De acordo com o diretor da organização não-governamental Ipê, Cláudio Pádua, o mico-leão está em risco altamente crítico de extinção. A Mata Atlântica brasileira abriga as quatro únicas espécies do gênero. Segundo dados do Instituto Brasileiro de Meio Ambiente e Recursos Naturais Renováveis (Ibama), gestor do comitê, a população do mico-leão-dourado, natural do Rio de Janeiro, é de mil indivíduos; a do mico-leão-da-cara-dourada, da Bahia, é de 6 mil a 15 mil; a do mico-leão-preto, de São Paulo, é de cerca de mil; a do mico-leão-de-cara-preta, do Paraná, é em torno de 400. Para termos uma população viável, é preciso haver 500 indivíduos reprodutores. Não adianta ter 2 mil micos mas só 200 se reproduzindo, explicou Pádua.

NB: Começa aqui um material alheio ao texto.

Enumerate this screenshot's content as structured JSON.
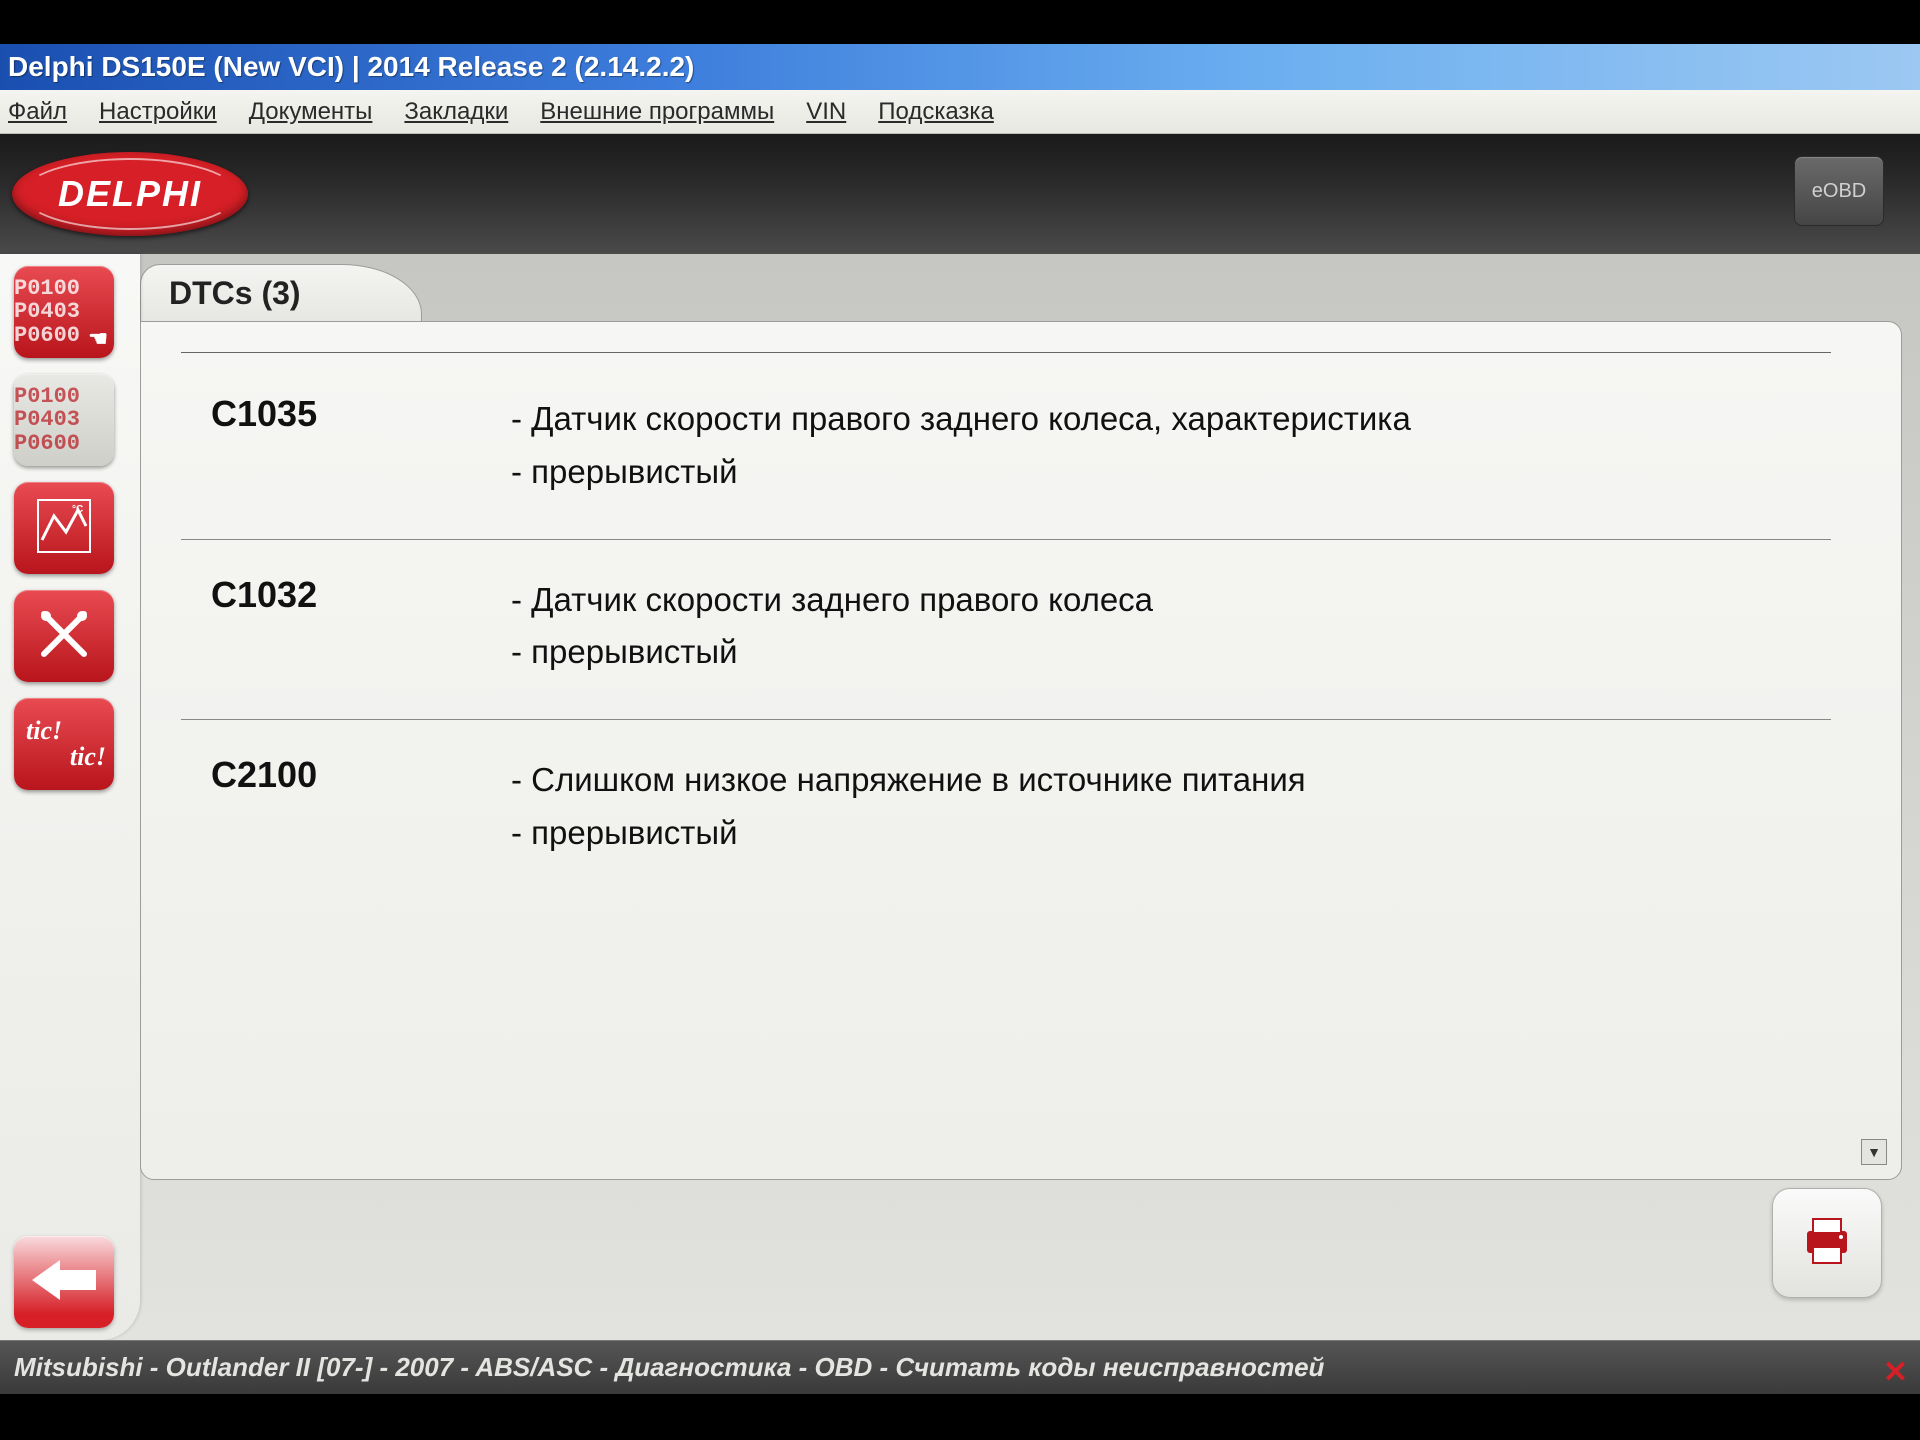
{
  "window": {
    "title": "Delphi DS150E (New VCI) | 2014 Release 2 (2.14.2.2)"
  },
  "menu": {
    "file": "Файл",
    "settings": "Настройки",
    "documents": "Документы",
    "bookmarks": "Закладки",
    "external": "Внешние программы",
    "vin": "VIN",
    "hint": "Подсказка"
  },
  "brand": {
    "logo_text": "DELPHI",
    "eobd": "eOBD"
  },
  "sidebar": {
    "codes1": "P0100 P0403 P0600",
    "codes2": "P0100 P0403 P0600",
    "tic1": "tic!",
    "tic2": "tic!"
  },
  "tab": {
    "label": "DTCs (3)"
  },
  "dtcs": [
    {
      "code": "C1035",
      "line1": "- Датчик скорости правого заднего колеса, характеристика",
      "line2": "- прерывистый"
    },
    {
      "code": "C1032",
      "line1": "- Датчик скорости заднего правого колеса",
      "line2": "- прерывистый"
    },
    {
      "code": "C2100",
      "line1": "- Слишком низкое напряжение в источнике питания",
      "line2": "- прерывистый"
    }
  ],
  "status": {
    "text": "Mitsubishi - Outlander II [07-] - 2007 - ABS/ASC - Диагностика - OBD - Считать коды неисправностей"
  }
}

Paranaguá foi escolhida para sediar a reunião do comitê, que começou ontem e termina amanhã, por estar bem próxima ao Parque Nacional do Superagui, onde os participantes do encontro farão uma visita para conhecer a situação do mico-leão-da-cara-preta in loco. A ong Ipê realiza no parque há cinco anos projetos de pesquisa dessa espécie, que foi descoberta há apenas 12 anos. Levantamos a área que eles usam, do que se alimentam e monitoramos o crescimento populacional e se estão com saúde genética, relatou Pádua. Segundo ele, é importante o monitoramento para evitar que micos parentes entre si se reproduzam.
A Mata Atlântica brasileira tem hoje apenas 7% do seu território original. Para a gerente do Parque Nacional do Superagui, Guadalupe Vivekasanda, a preservação da floresta é fundamental não só para o manejo do mico-leão, mas para toda a pesquisa científica. Se foi descoberto um primata há apenas 12 anos, imagine a quantidade de plantas e animais menores que ainda existem para serem descobertos, observou. O mico-leão é como uma espécie bandeira. Entendendo o que está acontecendo com ele, podemos entender o que está acontecendo com muitas outras espécies, acrescentou a diretora da ong norte-americana WWF (Fundo Mundial para a Natureza), Lou Ann Dietz. Segundo ela, a área de mata atlântica no Parque do Superagui é uma das mais extensas de floresta sem fragmentação. Temos que manter esse território intacto, ressaltou.